Blog

Articles and useful materials

Can Immunotherapy Be Effective in Cases of Metastasis?

January 29, 2023
Shimon Slavin
metastasis cancer CT

Some medical terms are equally threatening to medical professionals and laymen alike. “Metastasis” is one such word: even regular patients unfamiliar with biology or medicine know that metastatic cancer is a life-threatening development.

Although the prognosis in such a scenario is rather grim, metastasis is still not a death sentence. The next generation of anti-cancer treatments can offer patients an extended life expectancy and improved quality of life. 
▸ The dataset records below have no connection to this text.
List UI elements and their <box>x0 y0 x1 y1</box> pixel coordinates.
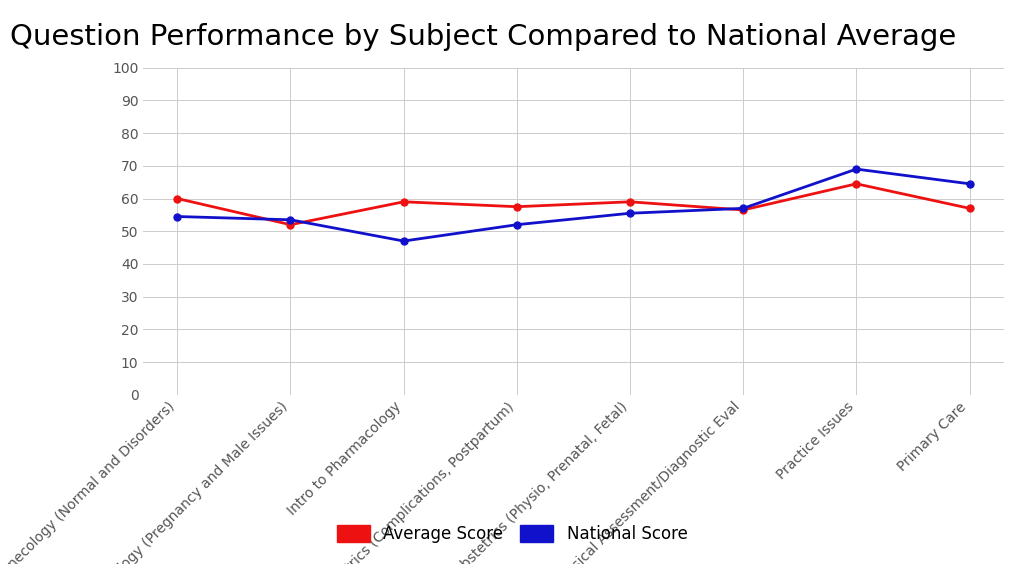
Text: Question Performance by Subject Compared to National Average: Question Performance by Subject Compared… <box>10 23 956 51</box>
Legend: Average Score, National Score: Average Score, National Score <box>330 518 694 550</box>
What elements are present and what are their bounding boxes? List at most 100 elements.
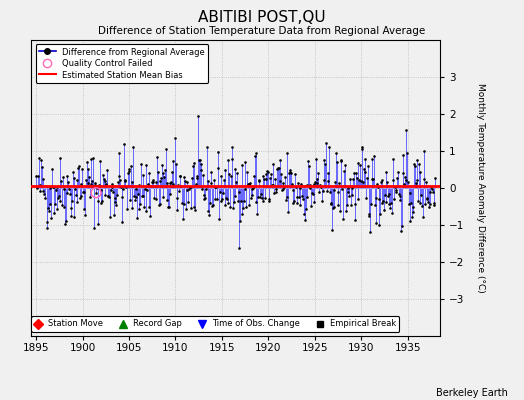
Point [63,173,72,179]
Point [347,192,356,198]
Point [299,183,308,190]
Point [281,174,289,180]
Point [373,180,381,187]
Point [293,194,301,201]
Point [223,199,232,206]
Point [90,180,99,186]
Point [115,173,124,179]
Point [330,204,338,210]
Point [185,184,194,190]
Point [221,167,229,174]
Point [370,153,378,160]
Point [389,177,398,183]
Point [366,228,374,235]
Point [346,176,354,182]
Point [54,195,62,202]
Point [269,161,278,168]
Point [176,173,184,179]
Point [126,196,134,203]
Point [339,216,347,222]
Point [261,171,270,178]
Point [195,157,204,164]
Point [358,144,367,150]
Point [315,182,324,188]
Point [279,186,288,192]
Point [230,198,238,205]
Point [73,177,82,184]
Point [173,206,181,213]
Point [53,183,61,190]
Point [425,189,434,195]
Point [227,144,236,150]
Point [167,179,176,185]
Point [223,196,231,202]
Point [395,190,403,197]
Point [325,189,334,196]
Point [49,184,58,190]
Point [99,172,107,178]
Point [179,201,188,207]
Point [263,168,271,174]
Point [343,189,352,195]
Point [363,175,371,181]
Point [166,191,174,198]
Point [372,194,380,201]
Point [336,158,345,164]
Point [95,182,103,188]
Point [185,186,193,192]
Point [231,193,239,199]
Point [329,205,337,211]
Point [284,209,292,216]
Point [181,178,189,184]
Point [396,193,405,199]
Point [411,180,420,186]
Point [268,182,276,188]
Point [141,161,150,168]
Point [224,156,233,163]
Point [226,173,235,180]
Point [213,196,221,203]
Point [188,174,196,181]
Point [311,179,319,185]
Point [116,177,124,184]
Point [259,173,267,179]
Point [282,150,291,156]
Point [145,203,154,210]
Point [275,156,283,163]
Point [375,196,384,202]
Point [50,210,59,216]
Point [134,191,142,198]
Point [104,193,113,199]
Point [361,156,369,162]
Point [86,180,95,187]
Point [168,168,176,175]
Point [278,187,286,193]
Point [265,196,273,202]
Point [93,184,101,191]
Point [114,150,123,156]
Point [83,158,91,165]
Point [204,178,213,185]
Point [41,195,49,201]
Point [357,146,366,152]
Point [33,184,41,191]
Point [209,202,217,209]
Point [127,204,136,211]
Point [205,212,213,219]
Point [400,181,408,187]
Point [338,186,346,193]
Point [418,202,426,209]
Point [177,183,185,190]
Point [130,197,139,203]
Point [114,179,122,186]
Point [409,204,417,210]
Point [281,197,290,203]
Point [322,140,330,146]
Point [391,184,399,190]
Point [260,175,268,182]
Point [408,214,416,220]
Point [135,206,143,212]
Point [341,183,349,189]
Point [189,163,197,169]
Point [292,200,301,206]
Why Is Metastasis Bad News?

Often known as “stage 4 cancer,” metastasis occurs when the primary tumor has spread beyond its original organ, often into a distant body part. When this happens, cells in the new “secondary” tumor will be the same as those of the original one – for example, a metastasized breast cancer may involve a new tumor in the liver, but it will still be made up of mutated breast tissue.

The ability to metastasize is exclusive to cancer cells, and it never happens to benign tumors. Usually, metastasis happens after cancer cells travel through the lymphatic system or the blood vessels. This is why the most common sites for metastasis are the lungs, liver, bones, and brain. However, cancer cells can also travel through the peritoneal wall or the subarachnoid spaces within cells, which may affect any part of the body.

Either way, the spread is “bad news.” Once in their new location, cancer cells will begin overtaking the original organ, impeding its function and causing it to shut down. This is often what eventually causes a patient’s death: several vital organs can be compromised simultaneously, and it is often impossible to be sure that all secondary foci have been located.

How Does Immunotherapy Approach the Treatment of Metastatic Cancer?

There is no single “best” treatment for metastatic cancer. Instead, the chances of success will depend on many factors: the degree in which the tumor has invaded nearby tissues, its size, and the number of organs that have been affected. 

But in general, two types of treatment will offer better chances for patients with metastasis: those that can provide body-wide effects (and therefore, “hunt” tumor cells across the body), and those that act in a targeted, individualized way to the characteristics of each patient’s tumor.

Individualized immunotherapy protocols are consistent with both strategies. The fact is that the key principle of immunotherapy is to use the patient’s immune system to recognize cancer cells as “foreign,” just as it does with viruses and other foreign agents entering the body. In doing so, it can act on them without harming neighboring tissues. Moreover, many immunotherapies are developed with a specific tumor mutation in mind, and sometimes even using samples of the original tumor.

In a situation with critically little room for optimism, these highly precise approaches generally extend life expectancy and improve quality of life. However, they work most effectively when patients are in the stage of “minimal residual disease,” that is, when the tumor has shrunk to the smallest possible size. This is a good outcome that can be achieved with which is still achievable with conventional anti-cancer therapies, such as chemotherapy or radiotherapy.